Deze week kon Rutte zich niet herinneren of de toenmalige minister van Defensie, partijgenote en vertrouweling Jeanine Hennis, hem in 2015 had verteld over burgerslachtoffers in Irak als gevolg van een Nederlandse bom. In het debat herhaalde hij het woensdagavond tientallen keren, in steeds nét andere bewoordingen. Hij kan „niet uitsluiten” dat hij destijds is geïnformeerd, zei hij, maar hij heeft er gewoon geen herinnering aan. „Nul herinnering. Dat is wat ik u zeg. Ik kan het niet mooier maken.”
Politiek strategisch een slimme truc, want zo hoeft hij niet te liegen. De oppositie kan immers niet bewijzen of hij zich iets herinnert en kan de kwestie hooguit „ongeloofwaardig” noemen. Mocht later toch bewijs opduiken waaruit blijkt dat Rutte op de hoogte was, dan zal hij erop wijzen dat hij dat nooit heeft uitgesloten. In het debat drukte Rutte zich dan ook zéér precies uit. Toen Salima Belhaj (D66) hem in een tussenzin verweet „zoiets te vergeten”, wees de premier haar erop dat Jeanine Hennis heeft gezegd dat ze hem „vermoedelijk” heeft geïnformeerd. „Dat wil ik toch even scherp hebben.” Hij is het niet vergeten, wil hij maar zeggen, hij herinnert zich niet dat hij het heeft geweten.
Woordspelletjes
Deze sluitende cirkelredenering vormde een verdedigingslinie waar de oppositie in het nachtelijke debat van woensdag niet doorheen kon breken.

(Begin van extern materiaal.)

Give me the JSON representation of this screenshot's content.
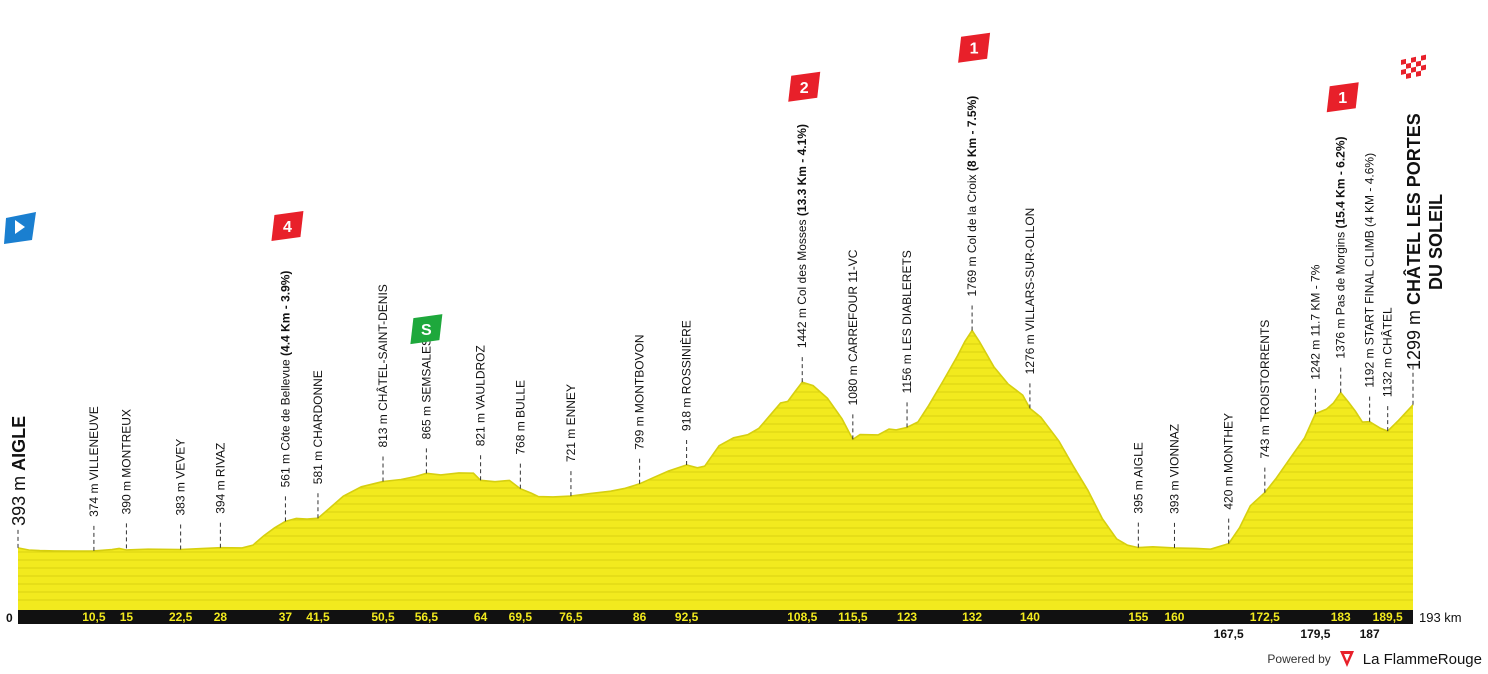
{
  "chart_data": {
    "type": "area",
    "title": "",
    "xlabel": "",
    "ylabel": "",
    "x_unit": "km",
    "xlim": [
      0,
      193
    ],
    "ylim": [
      0,
      2000
    ],
    "fill_color": "#f2ea1e",
    "axis_bar_color": "#111111",
    "tick_label_color": "#f2ea1e",
    "start_km_label": "0",
    "end_km_label": "193 km",
    "profile": [
      [
        0,
        393
      ],
      [
        1.5,
        380
      ],
      [
        3,
        376
      ],
      [
        5,
        374
      ],
      [
        8,
        373
      ],
      [
        10.5,
        374
      ],
      [
        13,
        382
      ],
      [
        14,
        390
      ],
      [
        15,
        380
      ],
      [
        18,
        385
      ],
      [
        22.5,
        383
      ],
      [
        25,
        388
      ],
      [
        28,
        394
      ],
      [
        31,
        393
      ],
      [
        32.5,
        410
      ],
      [
        34,
        470
      ],
      [
        35.5,
        520
      ],
      [
        37,
        561
      ],
      [
        38.5,
        580
      ],
      [
        40,
        575
      ],
      [
        41.5,
        581
      ],
      [
        43,
        640
      ],
      [
        45,
        720
      ],
      [
        47.5,
        780
      ],
      [
        50.5,
        813
      ],
      [
        53,
        826
      ],
      [
        55,
        845
      ],
      [
        56.5,
        865
      ],
      [
        58.5,
        855
      ],
      [
        61,
        868
      ],
      [
        63,
        866
      ],
      [
        64,
        821
      ],
      [
        66,
        812
      ],
      [
        68,
        820
      ],
      [
        69.5,
        768
      ],
      [
        71,
        740
      ],
      [
        72,
        718
      ],
      [
        74,
        716
      ],
      [
        76.5,
        721
      ],
      [
        79,
        736
      ],
      [
        82,
        752
      ],
      [
        84,
        770
      ],
      [
        86,
        799
      ],
      [
        88,
        840
      ],
      [
        90,
        880
      ],
      [
        92.5,
        918
      ],
      [
        94,
        900
      ],
      [
        95,
        910
      ],
      [
        97,
        1040
      ],
      [
        99,
        1090
      ],
      [
        101,
        1110
      ],
      [
        102.5,
        1150
      ],
      [
        104,
        1230
      ],
      [
        105.5,
        1310
      ],
      [
        106.5,
        1320
      ],
      [
        107.5,
        1382
      ],
      [
        108.5,
        1442
      ],
      [
        110,
        1420
      ],
      [
        112,
        1340
      ],
      [
        114,
        1210
      ],
      [
        115.5,
        1080
      ],
      [
        116.5,
        1110
      ],
      [
        119,
        1108
      ],
      [
        120.5,
        1145
      ],
      [
        121.5,
        1140
      ],
      [
        123,
        1156
      ],
      [
        124.5,
        1190
      ],
      [
        126,
        1295
      ],
      [
        128,
        1450
      ],
      [
        130,
        1610
      ],
      [
        131,
        1700
      ],
      [
        132,
        1769
      ],
      [
        133,
        1700
      ],
      [
        135,
        1540
      ],
      [
        137,
        1430
      ],
      [
        139,
        1360
      ],
      [
        140,
        1276
      ],
      [
        141.5,
        1220
      ],
      [
        144,
        1070
      ],
      [
        146,
        910
      ],
      [
        148,
        760
      ],
      [
        150,
        580
      ],
      [
        152,
        450
      ],
      [
        153.5,
        410
      ],
      [
        155,
        395
      ],
      [
        157,
        400
      ],
      [
        160,
        393
      ],
      [
        163,
        390
      ],
      [
        165,
        385
      ],
      [
        167.5,
        420
      ],
      [
        169,
        520
      ],
      [
        170.5,
        660
      ],
      [
        172.5,
        743
      ],
      [
        174,
        830
      ],
      [
        176,
        960
      ],
      [
        178,
        1090
      ],
      [
        179.5,
        1242
      ],
      [
        181,
        1270
      ],
      [
        182,
        1310
      ],
      [
        183,
        1376
      ],
      [
        184,
        1320
      ],
      [
        185,
        1260
      ],
      [
        186,
        1190
      ],
      [
        187,
        1192
      ],
      [
        188.5,
        1150
      ],
      [
        189.5,
        1132
      ],
      [
        191,
        1200
      ],
      [
        193,
        1299
      ]
    ],
    "km_ticks_top": [
      "10,5",
      "15",
      "22,5",
      "28",
      "37",
      "41,5",
      "50,5",
      "56,5",
      "64",
      "69,5",
      "76,5",
      "86",
      "92,5",
      "108,5",
      "115,5",
      "123",
      "132",
      "140",
      "155",
      "160",
      "172,5",
      "183",
      "189,5"
    ],
    "km_ticks_top_values": [
      10.5,
      15,
      22.5,
      28,
      37,
      41.5,
      50.5,
      56.5,
      64,
      69.5,
      76.5,
      86,
      92.5,
      108.5,
      115.5,
      123,
      132,
      140,
      155,
      160,
      172.5,
      183,
      189.5
    ],
    "km_ticks_bottom": [
      "167,5",
      "179,5",
      "187"
    ],
    "km_ticks_bottom_values": [
      167.5,
      179.5,
      187
    ],
    "waypoints": [
      {
        "km": 10.5,
        "alt": 374,
        "label": "374 m VILLENEUVE"
      },
      {
        "km": 15,
        "alt": 390,
        "label": "390 m MONTREUX"
      },
      {
        "km": 22.5,
        "alt": 383,
        "label": "383 m VEVEY"
      },
      {
        "km": 28,
        "alt": 394,
        "label": "394 m RIVAZ"
      },
      {
        "km": 37,
        "alt": 561,
        "label": "561 m Côte de Bellevue",
        "bold": "(4.4 Km - 3.9%)",
        "category": "4"
      },
      {
        "km": 41.5,
        "alt": 581,
        "label": "581 m CHARDONNE"
      },
      {
        "km": 50.5,
        "alt": 813,
        "label": "813 m CHÂTEL-SAINT-DENIS"
      },
      {
        "km": 56.5,
        "alt": 865,
        "label": "865 m SEMSALES",
        "sprint": true
      },
      {
        "km": 64,
        "alt": 821,
        "label": "821 m VAULDROZ"
      },
      {
        "km": 69.5,
        "alt": 768,
        "label": "768 m BULLE"
      },
      {
        "km": 76.5,
        "alt": 721,
        "label": "721 m ENNEY"
      },
      {
        "km": 86,
        "alt": 799,
        "label": "799 m MONTBOVON"
      },
      {
        "km": 92.5,
        "alt": 918,
        "label": "918 m ROSSINIÈRE"
      },
      {
        "km": 108.5,
        "alt": 1442,
        "label": "1442 m Col des Mosses",
        "bold": "(13.3 Km - 4.1%)",
        "category": "2"
      },
      {
        "km": 115.5,
        "alt": 1080,
        "label": "1080 m CARREFOUR 11-VC"
      },
      {
        "km": 123,
        "alt": 1156,
        "label": "1156 m LES DIABLERETS"
      },
      {
        "km": 132,
        "alt": 1769,
        "label": "1769 m Col de la Croix",
        "bold": "(8 Km - 7.5%)",
        "category": "1"
      },
      {
        "km": 140,
        "alt": 1276,
        "label": "1276 m VILLARS-SUR-OLLON"
      },
      {
        "km": 155,
        "alt": 395,
        "label": "395 m AIGLE"
      },
      {
        "km": 160,
        "alt": 393,
        "label": "393 m VIONNAZ"
      },
      {
        "km": 167.5,
        "alt": 420,
        "label": "420 m MONTHEY"
      },
      {
        "km": 172.5,
        "alt": 743,
        "label": "743 m TROISTORRENTS"
      },
      {
        "km": 179.5,
        "alt": 1242,
        "label": "1242 m 11.7 KM - 7%"
      },
      {
        "km": 183,
        "alt": 1376,
        "label": "1376 m Pas de Morgins",
        "bold": "(15.4 Km - 6.2%)",
        "category": "1"
      },
      {
        "km": 187,
        "alt": 1192,
        "label": "1192 m START FINAL CLIMB (4 KM - 4.6%)"
      },
      {
        "km": 189.5,
        "alt": 1132,
        "label": "1132 m CHÂTEL"
      }
    ],
    "start": {
      "altitude_label": "393 m",
      "name": "AIGLE"
    },
    "finish": {
      "altitude_label": "1299 m",
      "name_line1": "CHÂTEL LES PORTES",
      "name_line2": "DU SOLEIL"
    },
    "category_color": "#e8202a",
    "sprint_color": "#1ea83c",
    "sprint_label": "S",
    "start_flag_color": "#1a7fd0"
  },
  "footer": {
    "powered_by": "Powered by",
    "brand_la": "La ",
    "brand_name": "FlammeRouge",
    "brand_color": "#e8202a"
  }
}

In zijn tiende jaar als premier bewijst Rutte zo opnieuw dat hij de onbetwiste winnaar is van woordspel
letjes. Maar wat vindt de kiezer van de Haagse bezweringsformules waarmee hij zijn premierschap veiligstelt? Zijn taalgebruik staat zó ver af van hoe gewone mensen denken en praten.
Bedenk eens hoe het voor nabestaanden is als die teksten bij hen terechtkomen, zegt Pvda-politicus en staatsrechtdeskundige Peter Rehwinkel. „Het moet toch onverteerbaar zijn als zo’n menselijk drama wordt gereduceerd tot een debat over de vraag of de herinnering daaraan al dan niet bestaat.”
Als Tweede Kamerlid was Rehwinkel lid van de onderzoekscommissie die de besluitvorming rond Srebrenica onderzocht. Hij constateert dat de debatten over de bom op Hawija vrijwel alleen gingen over de vraag wie wat wist – en wanneer. „Iedereen redeneert zo onder die Haagse kaasstolp, maar debatten moeten niet altijd gaan over de informatievoorziening. Het hoort te gaan over de meer principiële vragen. Kan Nederland de verantwoordelijkheid aanvaarden voor wat er in Hawija is misgegaan? Ik zeg niet dat de uitkomst dezelfde moet zijn als destijds bij Srebrenica [het tweede kabinet-kok trad af, red], maar práát daarover. En niet alleen maar zijdelings.”
Politieke doodzonde
Het is de Tweede Kamer zélf die steeds op die informatievoorziening terugkomt, zegt oud-vvd-spindoctor Henri Kruithof. „De oppositie gaat er prat op te kunnen zeggen dat een bewindspersoon het parlement niet goed heeft geïnformeerd, want dat is een politieke doodzonde. Vervolgens gaat het niet meer om de inhoud.” En ja, zegt Kruithof, dan verzandt een debat al snel in technocratische details en wordt er over de hoofden van de kiezer heen gepraat. De bezweringsformules zijn „op een goudschaaltje” gewogen, zegt hij, en niet bedoeld voor de kiezer, maar puur om een debat politiek tot een goed einde te brengen. „Bij de kiezer blijft het toch niet hangen”, zegt Kruithof. Want, een geluk voor Rutte: ook de kiezer is „kort van memorie”.
Nul herinnering. Ik kan het niet mooier maken.